Печь вызвался сложить Покаля. Петруха Федосеич смолоду был на все руки: и пономарил в церкви — знаменитый был пономарь, — и печь мог сложить, и кожу выделать лучше не надо. Запасливый Дементей Иваныч предоставил Покале потребное количество кирпича и глины — и печь к потолку полезла. Зато в обед и в ужин одной четверти хватать уже не стало: строго соблюдая пост, Покаля, вместо привычного топленого жира, налегал на огуречный рассол, на ботвинью, но пил по-прежнему как добрый конь.

И верно, что запаслив Дементей Иваныч: и оконное стекло, и замазка, и краски, и печное железо, и гвозди — все у него в амбаре сложено, ни в чем недостачи нет. Чуть что понадобилось, — пожалуйте. И к концу четвертой недели поста новая изба, остекленная, с крашеными полами, с добротной печью, с перегородками из финтифлюшек, с новыми стульями и столами, сделанными еще Абакушкой, была уж вполне готова. Вот только просохнет краска полов, печи, перегородок — и переходи и весели душу… В широком дворе помочане поставили новый амбар и баню, прочие постройки Дементей Иваныч стал потихоньку, по бревнышку, перевозить из Кандабая.

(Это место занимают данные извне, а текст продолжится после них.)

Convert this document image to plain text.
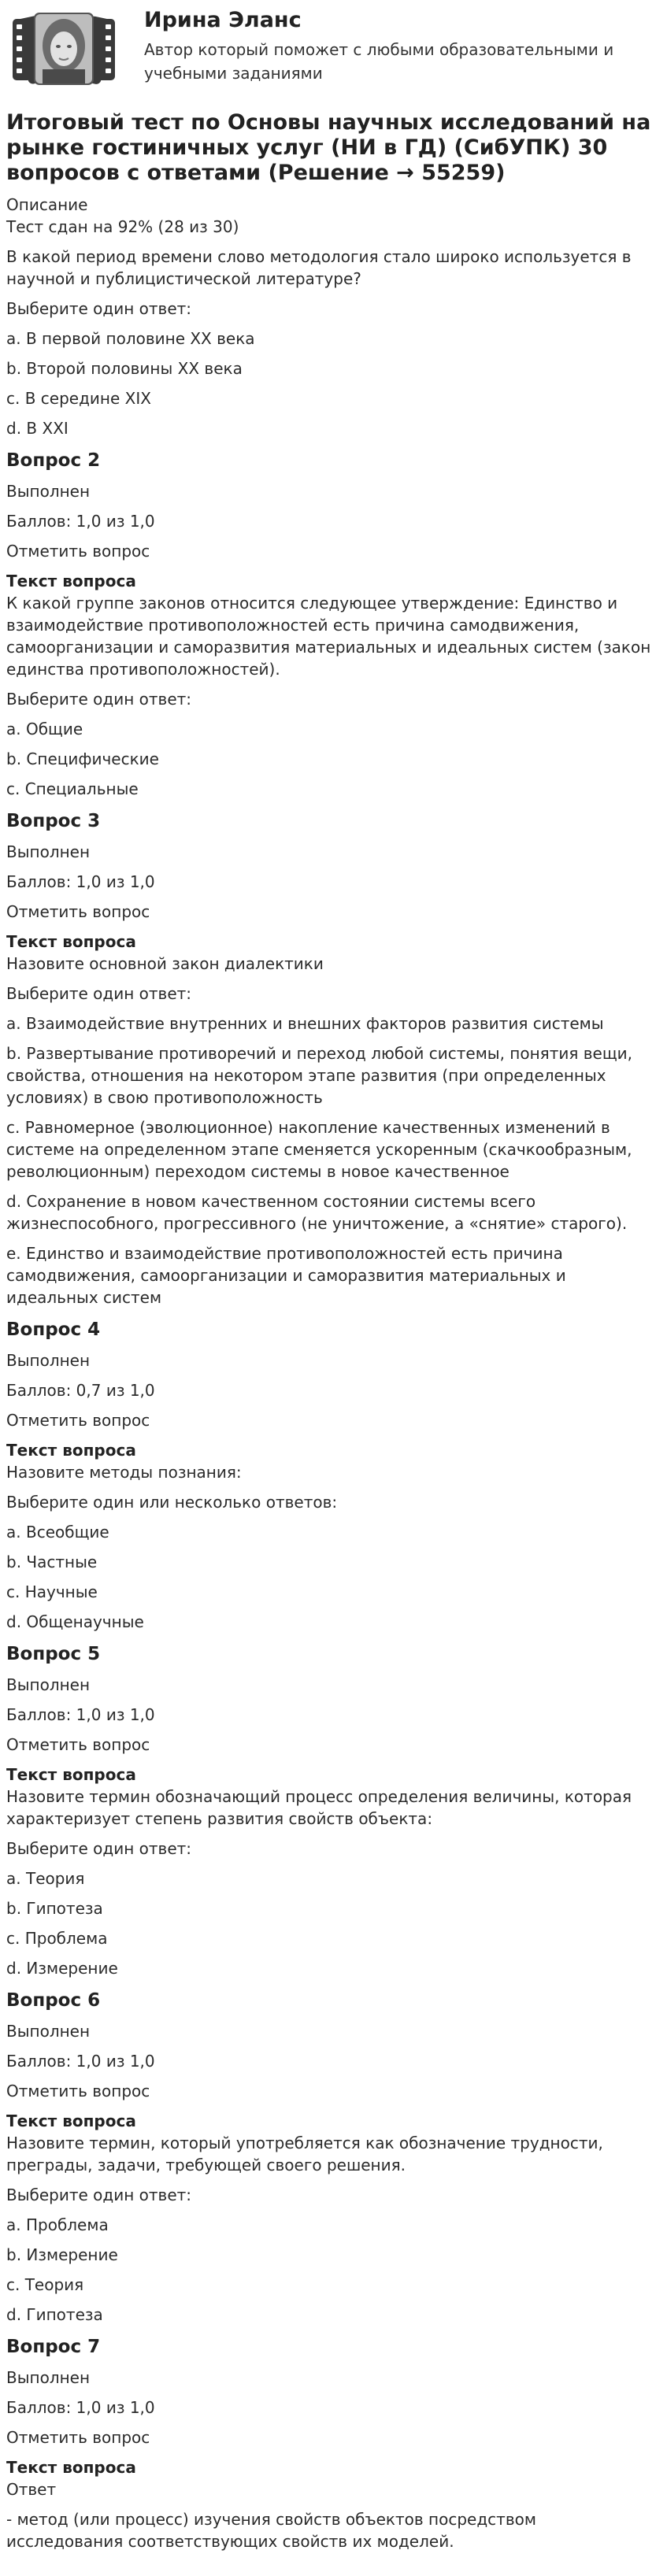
Ирина Эланс
Автор который поможет с любыми образовательными и учебными заданиями
Итоговый тест по Основы научных исследований на рынке гостиничных услуг (НИ в ГД) (СибУПК) 30 вопросов с ответами (Решение → 55259)

Описание

Тест сдан на 92% (28 из 30)

В какой период времени слово методология стало широко используется в научной и публицистической литературе?

Выберите один ответ:

a. В первой половине XX века

b. Второй половины XX века

c. В середине XIX

d. В XXI

Вопрос 2

Выполнен

Баллов: 1,0 из 1,0

Отметить вопрос

Текст вопроса

К какой группе законов относится следующее утверждение: Единство и взаимодействие противоположностей есть причина самодвижения, самоорганизации и саморазвития материальных и идеальных систем (закон единства противоположностей).

Выберите один ответ:

a. Общие

b. Специфические

c. Специальные

Вопрос 3

Выполнен

Баллов: 1,0 из 1,0

Отметить вопрос

Текст вопроса

Назовите основной закон диалектики

Выберите один ответ:

a. Взаимодействие внутренних и внешних факторов развития системы

b. Развертывание противоречий и переход любой системы, понятия вещи, свойства, отношения на некотором этапе развития (при определенных условиях) в свою противоположность

c. Равномерное (эволюционное) накопление качественных изменений в системе на определенном этапе сменяется ускоренным (скачкообразным, революционным) переходом системы в новое качественное

d. Сохранение в новом качественном состоянии системы всего жизнеспособного, прогрессивного (не уничтожение, а «снятие» старого).

e. Единство и взаимодействие противоположностей есть причина самодвижения, самоорганизации и саморазвития материальных и идеальных систем

Вопрос 4

Выполнен

Баллов: 0,7 из 1,0

Отметить вопрос

Текст вопроса

Назовите методы познания:

Выберите один или несколько ответов:

a. Всеобщие

b. Частные

c. Научные

d. Общенаучные

Вопрос 5

Выполнен

Баллов: 1,0 из 1,0

Отметить вопрос

Текст вопроса

Назовите термин обозначающий процесс определения величины, которая характеризует степень развития свойств объекта:

Выберите один ответ:

a. Теория

b. Гипотеза

c. Проблема

d. Измерение

Вопрос 6

Выполнен

Баллов: 1,0 из 1,0

Отметить вопрос

Текст вопроса

Назовите термин, который употребляется как обозначение трудности, преграды, задачи, требующей своего решения.

Выберите один ответ:

a. Проблема

b. Измерение

c. Теория

d. Гипотеза

Вопрос 7

Выполнен

Баллов: 1,0 из 1,0

Отметить вопрос

Текст вопроса

Ответ

- метод (или процесс) изучения свойств объектов посредством исследования соответствующих свойств их моделей.
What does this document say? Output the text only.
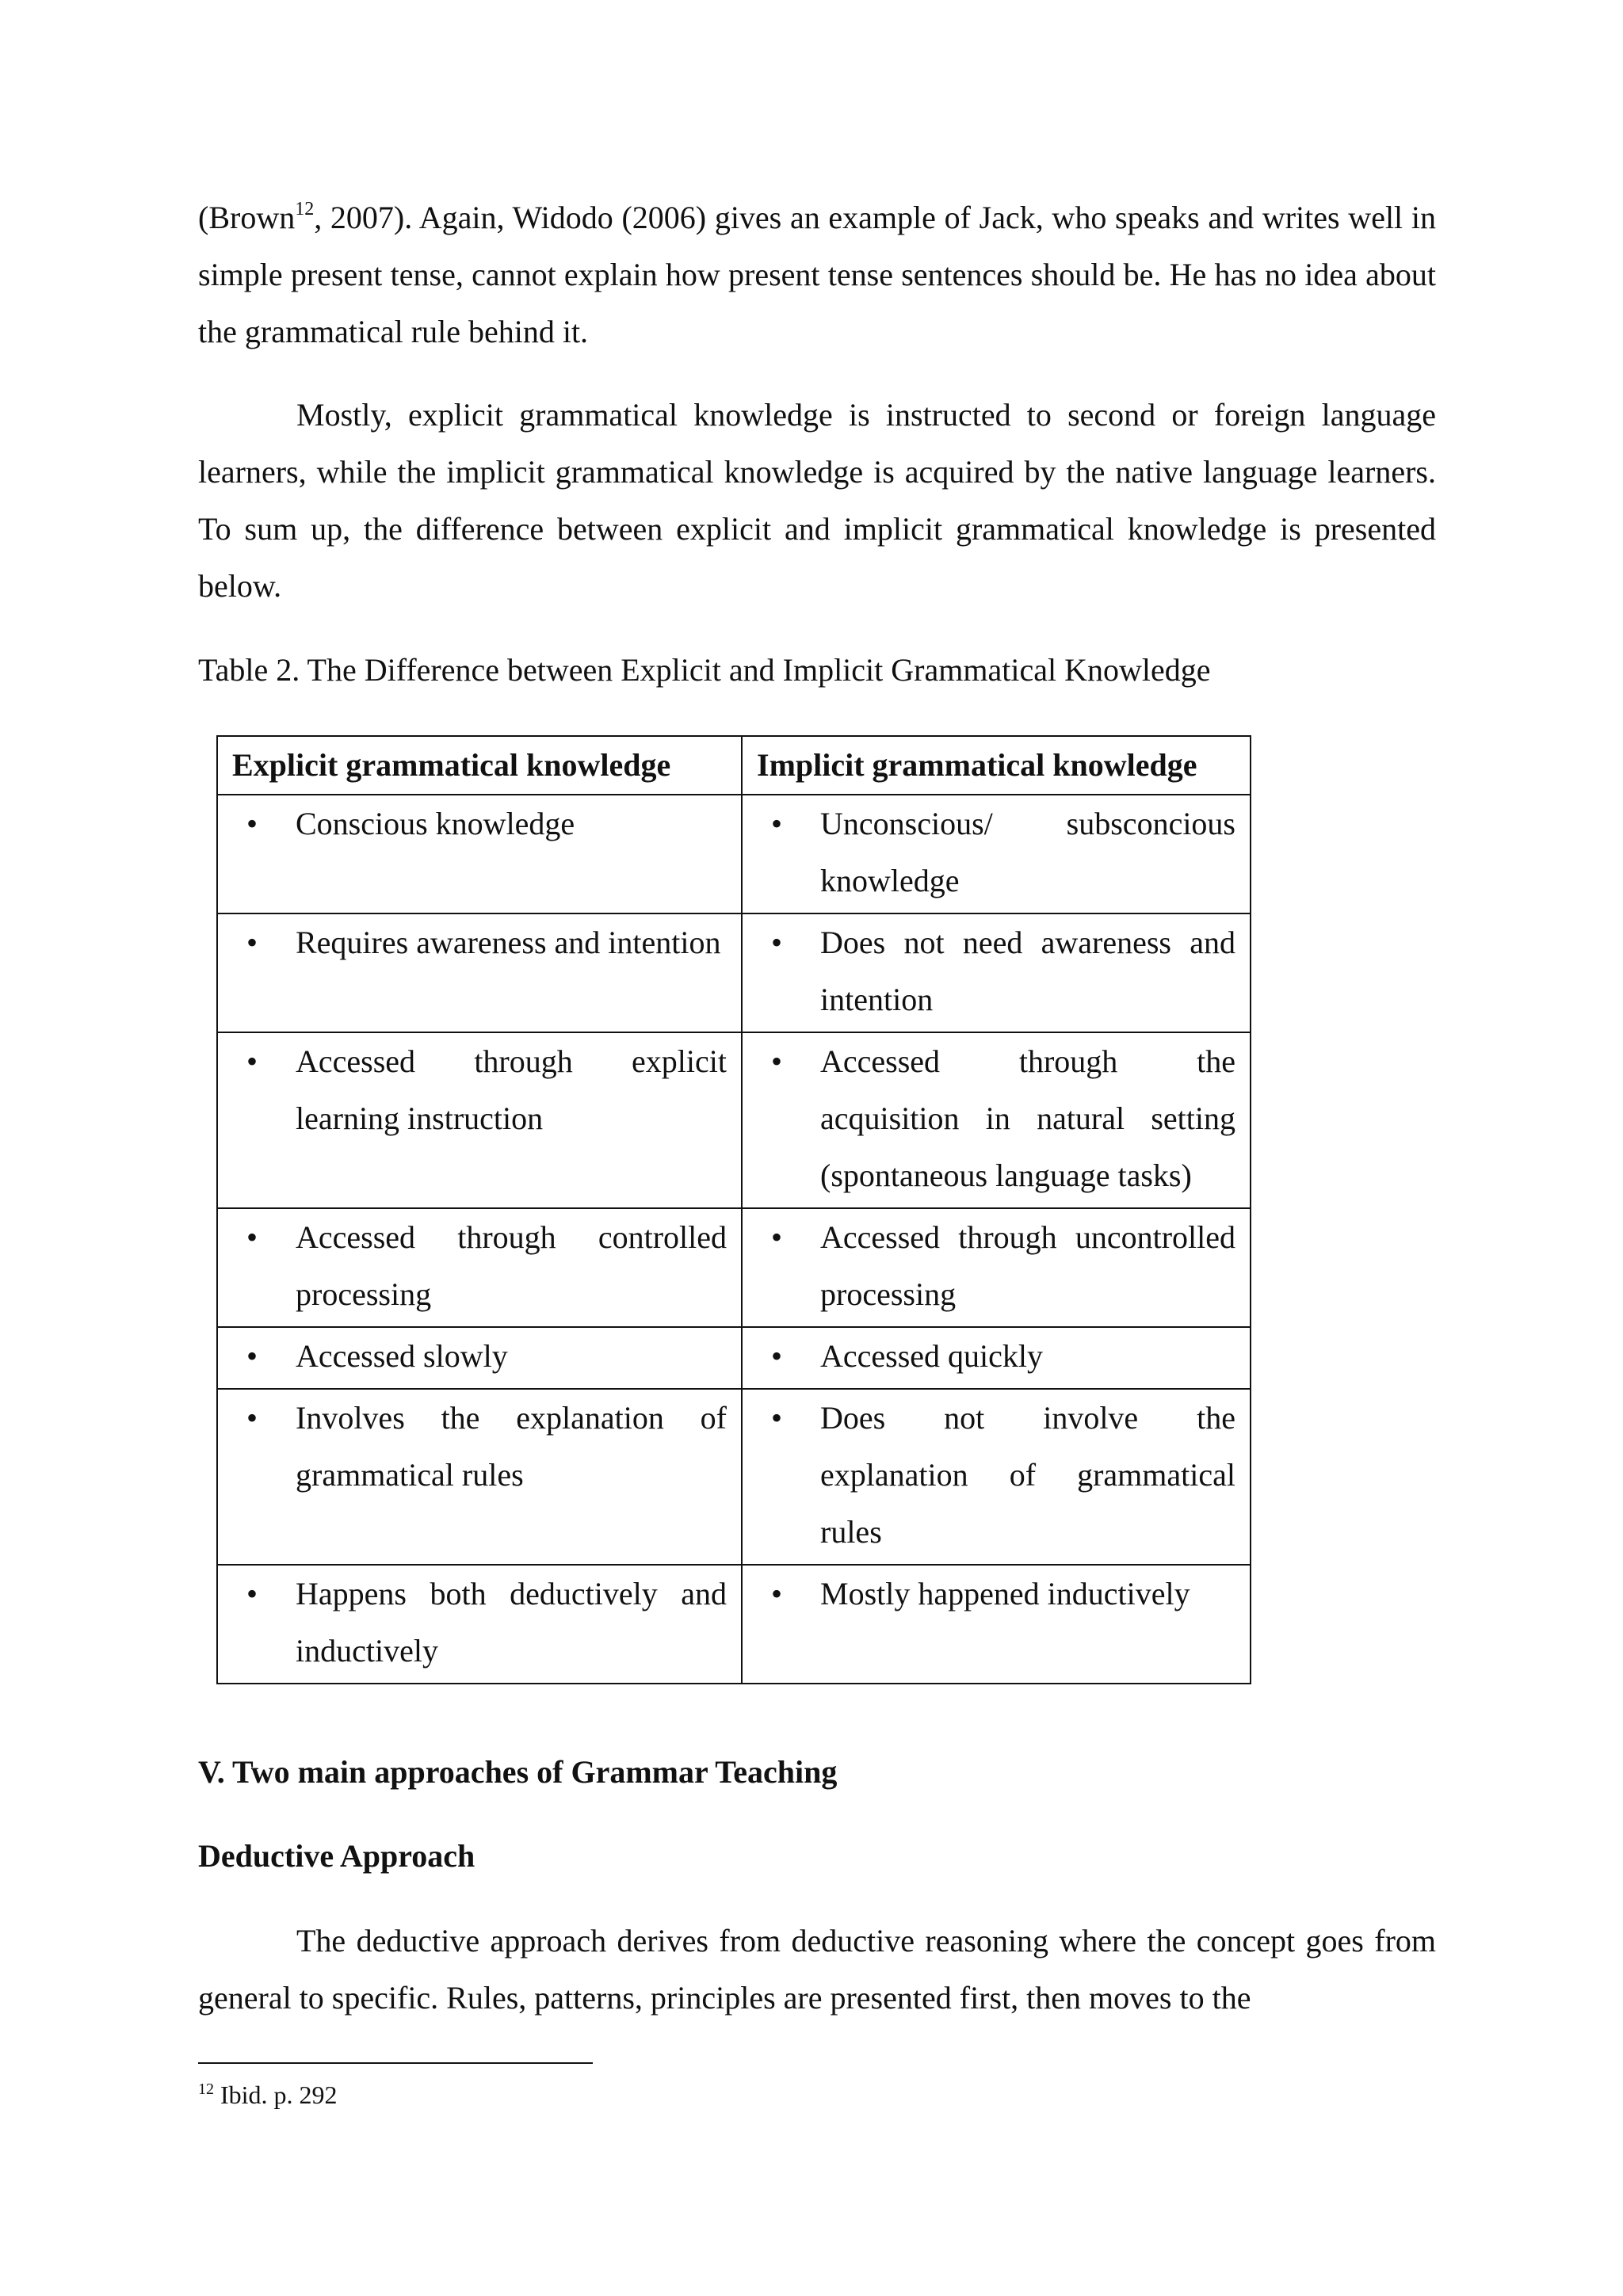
(Brown$^{12}$, 2007). Again, Widodo (2006) gives an example of Jack, who speaks and writes well in simple present tense, cannot explain how present tense sentences should be. He has no idea about the grammatical rule behind it.

Mostly, explicit grammatical knowledge is instructed to second or foreign language learners, while the implicit grammatical knowledge is acquired by the native language learners. To sum up, the difference between explicit and implicit grammatical knowledge is presented below.

Table 2. The Difference between Explicit and Implicit Grammatical Knowledge

Explicit grammatical knowledge	Implicit grammatical knowledge

• Conscious knowledge	• Unconscious/ subsconcious knowledge

• Requires awareness and intention	• Does not need awareness and intention

• Accessed through explicit learning instruction	• Accessed through the acquisition in natural setting (spontaneous language tasks)

• Accessed through controlled processing	• Accessed through uncontrolled processing

• Accessed slowly	• Accessed quickly

• Involves the explanation of grammatical rules	• Does not involve the explanation of grammatical rules

• Happens both deductively and inductively	• Mostly happened inductively

V. Two main approaches of Grammar Teaching

Deductive Approach

The deductive approach derives from deductive reasoning where the concept goes from general to specific. Rules, patterns, principles are presented first, then moves to the

$^{12}$ Ibid. p. 292
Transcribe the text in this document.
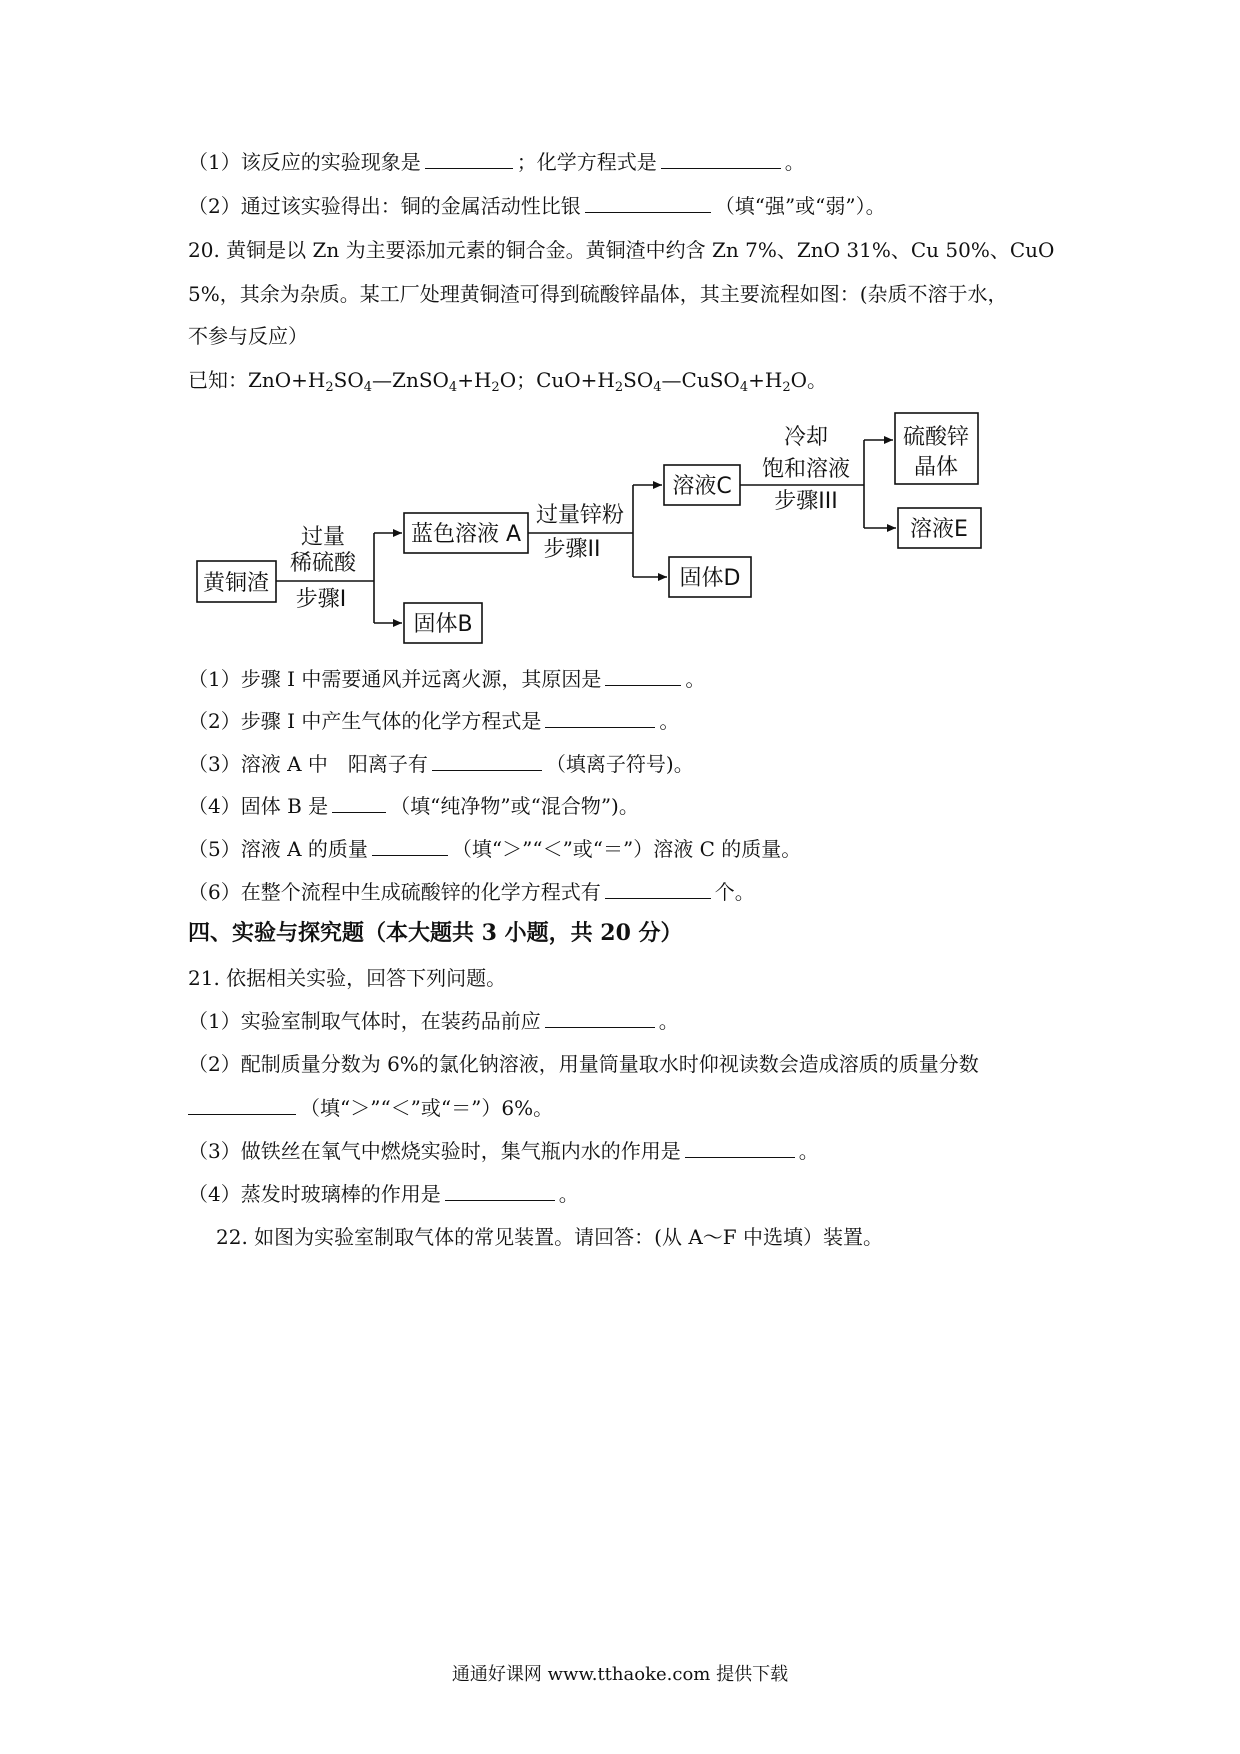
（1）该反应的实验现象是	；化学方程式是	。
（2）通过该实验得出：铜的金属活动性比银	（填“强”或“弱”）。
20. 黄铜是以 Zn 为主要添加元素的铜合金。黄铜渣中约含 Zn 7%、ZnO 31%、Cu 50%、CuO
5%，其余为杂质。某工厂处理黄铜渣可得到硫酸锌晶体，其主要流程如图：(杂质不溶于水，
不参与反应）
已知：$ZnO+H_2SO_4—ZnSO_4+H_2O$；$CuO+H_2SO_4—CuSO_4+H_2O$。
黄铜渣
过量
稀硫酸
步骤I
蓝色溶液 A
固体B
过量锌粉
步骤II
溶液C
固体D
冷却
饱和溶液
步骤III
硫酸锌
晶体
溶液E
（1）步骤 I 中需要通风并远离火源，其原因是	。
（2）步骤 I 中产生气体的化学方程式是	。
（3）溶液 A 中　阳离子有	（填离子符号)。
（4）固体 B 是	（填“纯净物”或“混合物”)。
（5）溶液 A 的质量	（填“＞”“＜”或“＝”）溶液 C 的质量。
（6）在整个流程中生成硫酸锌的化学方程式有	个。
四、实验与探究题（本大题共 3 小题，共 20 分）
21. 依据相关实验，回答下列问题。
（1）实验室制取气体时，在装药品前应	。
（2）配制质量分数为 6%的氯化钠溶液，用量筒量取水时仰视读数会造成溶质的质量分数
（填“＞”“＜”或“＝”）6%。
（3）做铁丝在氧气中燃烧实验时，集气瓶内水的作用是	。
（4）蒸发时玻璃棒的作用是	。
22. 如图为实验室制取气体的常见装置。请回答：(从 A～F 中选填）装置。
通通好课网 www.tthaoke.com 提供下载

Настал наконец долгожданный миг: просохла краска, перста не мажет, следов не печатает. Дементей Иваныч с необыкновенной торжественностью объявил в воскресенье:

— Бабы, мойте завтра избу, в середу позову Ипата Ипатыча.

Хамаида одна целый день возилась в новой избе, терла крашеные полы тряпкой до блеска, обливала стены изнутри и снаружи теплой водою.

В среду, после полудня, пришел Ипат Ипатыч, понимающе оглядел постройку, не разжимая губ, чуть улыбнувшись, повернулся к хозяину:

— Сурьезное дело! За добрую боголюбивую жизнь господь такой избой тебя удостоил.

Дементей Иваныч, точно кольнули его сзади шилом, вздрогнул при этих словах пастыря: не насмешка ли, не о батьке ли уду закидывает, — дескать, все знаю, как ты старика жмешь, в гроб гонишь? Но мимолетная улыбка уже погасла в глазах Ипата Ипатыча, он строго оглядел стоящую поодаль семью и званых гостей и стал раздеваться.

В пахнущем сосною и краскою воздухе заплавали звуки молитвенного пения. Уставщик начал святить избу. Он медленно кланялся перед новыми, дресвой начищенными, медными ликами и складнями в переднем углу. Церковный мальчонка подпевал ему тоненьким голоском.

Дементей Иваныч по-хозяйски выдался вперед, позади его стояли Павловна, Василий, Федот, Хамаида, Мишка, за ними мужики: Покаля, Зуда, Аноха Кондратьич… человек пятнадцать, мужики и бабы, теснились у порога.